Now, what are we going to do with electronic manuals? First of all, we are going to prepare printed copies and printed extracts for reading. We'll use traditional sequential on-screen viewing, a search engine, and hypertext viewing. When we get to the point where software packages are automatically tagging operational data, it will be a very powerful concept for data reporting and mining. It can be the source of electronic information for manual electronic copying to other electronic systems. Or, we are positioned to have the electronic information automatically copied from one system to another or to have the electronic information automatically directly accessed and used from the electronic manual CD.

The initiative is based on the Navy OMSI standard, which uses the Construction Specifications Institute listing of about 4,000 building elements. As the evolution of the DTD progresses, I envision that experience from the initiative will lead to:

  1. Expansion to the finer granularity of the approximately 80,000 building elements of the R.S. Means estimating data base.

  2. Provision for tagging to accommodate facility geography such as site, building, floor, room, zone, and functional space.

  3. A methodology for ongoing timely expansion of the standing lists of building elements and their components.

  4. Provisions for tagging to be applied to elements and facilities not covered by standard tagging listings.

There is a saying, “Build it, and they will come.” If the building professionals will define the application requirements and listings of building components, the electronic data processing professionals can build the SGML, XML, HTML, or whatever future technology tools are needed to meet our goal. It is that simple.

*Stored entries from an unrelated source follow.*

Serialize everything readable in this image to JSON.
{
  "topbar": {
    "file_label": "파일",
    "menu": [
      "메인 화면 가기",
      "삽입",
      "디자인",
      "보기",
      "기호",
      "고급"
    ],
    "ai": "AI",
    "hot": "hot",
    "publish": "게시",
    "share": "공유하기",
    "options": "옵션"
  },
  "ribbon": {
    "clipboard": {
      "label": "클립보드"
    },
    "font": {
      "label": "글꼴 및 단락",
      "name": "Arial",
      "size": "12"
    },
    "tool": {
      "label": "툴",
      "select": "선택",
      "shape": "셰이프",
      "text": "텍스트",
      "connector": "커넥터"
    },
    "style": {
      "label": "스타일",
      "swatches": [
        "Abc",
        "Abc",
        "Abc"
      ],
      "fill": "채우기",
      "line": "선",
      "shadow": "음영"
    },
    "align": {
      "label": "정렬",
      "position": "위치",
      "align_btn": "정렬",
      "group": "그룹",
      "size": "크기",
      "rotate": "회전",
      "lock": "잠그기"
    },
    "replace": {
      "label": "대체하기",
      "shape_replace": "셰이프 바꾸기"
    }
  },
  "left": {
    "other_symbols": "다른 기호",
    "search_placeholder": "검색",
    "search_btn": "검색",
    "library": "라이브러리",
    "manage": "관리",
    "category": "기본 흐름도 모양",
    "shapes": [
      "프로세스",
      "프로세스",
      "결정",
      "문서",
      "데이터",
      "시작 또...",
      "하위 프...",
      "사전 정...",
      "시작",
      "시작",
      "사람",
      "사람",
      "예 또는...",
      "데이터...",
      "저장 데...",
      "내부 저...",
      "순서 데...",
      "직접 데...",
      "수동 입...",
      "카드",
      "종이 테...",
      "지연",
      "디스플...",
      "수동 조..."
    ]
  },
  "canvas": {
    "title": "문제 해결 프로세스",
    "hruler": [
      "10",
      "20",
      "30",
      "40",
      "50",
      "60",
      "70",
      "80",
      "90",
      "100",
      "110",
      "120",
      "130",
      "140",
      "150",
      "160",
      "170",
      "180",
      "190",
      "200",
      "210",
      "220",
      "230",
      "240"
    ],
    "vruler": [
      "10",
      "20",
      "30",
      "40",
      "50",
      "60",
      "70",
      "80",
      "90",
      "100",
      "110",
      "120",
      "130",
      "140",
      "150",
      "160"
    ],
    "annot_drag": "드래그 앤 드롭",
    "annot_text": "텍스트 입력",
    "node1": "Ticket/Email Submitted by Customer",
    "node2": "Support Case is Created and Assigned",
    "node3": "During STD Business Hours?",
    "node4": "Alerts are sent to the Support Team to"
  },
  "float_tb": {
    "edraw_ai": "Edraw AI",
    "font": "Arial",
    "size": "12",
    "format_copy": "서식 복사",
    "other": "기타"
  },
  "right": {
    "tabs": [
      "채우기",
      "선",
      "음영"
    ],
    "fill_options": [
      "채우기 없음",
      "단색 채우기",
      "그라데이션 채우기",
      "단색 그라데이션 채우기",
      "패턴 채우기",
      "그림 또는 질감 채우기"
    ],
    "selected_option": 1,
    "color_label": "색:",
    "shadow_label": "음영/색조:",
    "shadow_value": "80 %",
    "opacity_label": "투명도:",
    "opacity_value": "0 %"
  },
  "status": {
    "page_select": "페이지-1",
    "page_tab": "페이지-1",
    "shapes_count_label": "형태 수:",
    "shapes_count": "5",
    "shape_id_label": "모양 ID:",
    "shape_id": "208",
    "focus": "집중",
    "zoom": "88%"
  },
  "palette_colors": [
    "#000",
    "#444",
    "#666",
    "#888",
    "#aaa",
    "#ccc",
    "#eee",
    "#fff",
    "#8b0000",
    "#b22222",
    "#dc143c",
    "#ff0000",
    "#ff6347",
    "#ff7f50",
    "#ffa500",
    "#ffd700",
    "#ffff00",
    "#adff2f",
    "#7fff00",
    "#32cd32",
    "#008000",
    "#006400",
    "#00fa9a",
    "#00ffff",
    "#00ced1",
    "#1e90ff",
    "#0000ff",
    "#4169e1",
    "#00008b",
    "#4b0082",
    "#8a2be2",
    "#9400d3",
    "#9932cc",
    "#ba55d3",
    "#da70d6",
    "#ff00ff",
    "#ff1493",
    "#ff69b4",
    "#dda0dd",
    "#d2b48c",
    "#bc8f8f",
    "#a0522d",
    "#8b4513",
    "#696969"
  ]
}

The DTD you will see today is the initial model of those tools. The NAVFAC's work, built on the Construction Specifications Institute standard, is the content, the building professional's definition of the data. The content model was combined with the SGML worldwide standard to produce the application DTD. The benefits and the paybacks that are to be achieved are electronic tools for the lowest life-cycle cost. How? Information is manually entered only once. It is conveniently and instantly accessed. By bringing down implementation costs, the specific feasibility threshold levels of setting up automation will be lowered. Documentation costs will drop. Setting up automated inventory systems and supply chain management are major costs that will be significantly decreased.

The initiative will enable a rapid increase of several orders of magnitude of the state of the art of automation of building operation and maintenance functions. This will cause significantly increased reliability and performance levels and dramatically lowered operating and ownership costs. This will happen quickly because of the opportunity for major profit that will become available to the highly aggressive and competitive automation suppliers.

It will also enable us to put more “smart” tools into the hands of mechanics. As a mechanic travels through a facility, there will be smart electronic troubleshooting tools as part of his mobile tool kit. Having tagged data available will increase the speed at which smart systems, on-screen prompts, coupled with sensors, are available. This will result in lower training costs for mechanics and reduced time to make them fully productive in a building. The mechanic will be empowered to access and use the information, resulting in lower costs and enhanced reliability.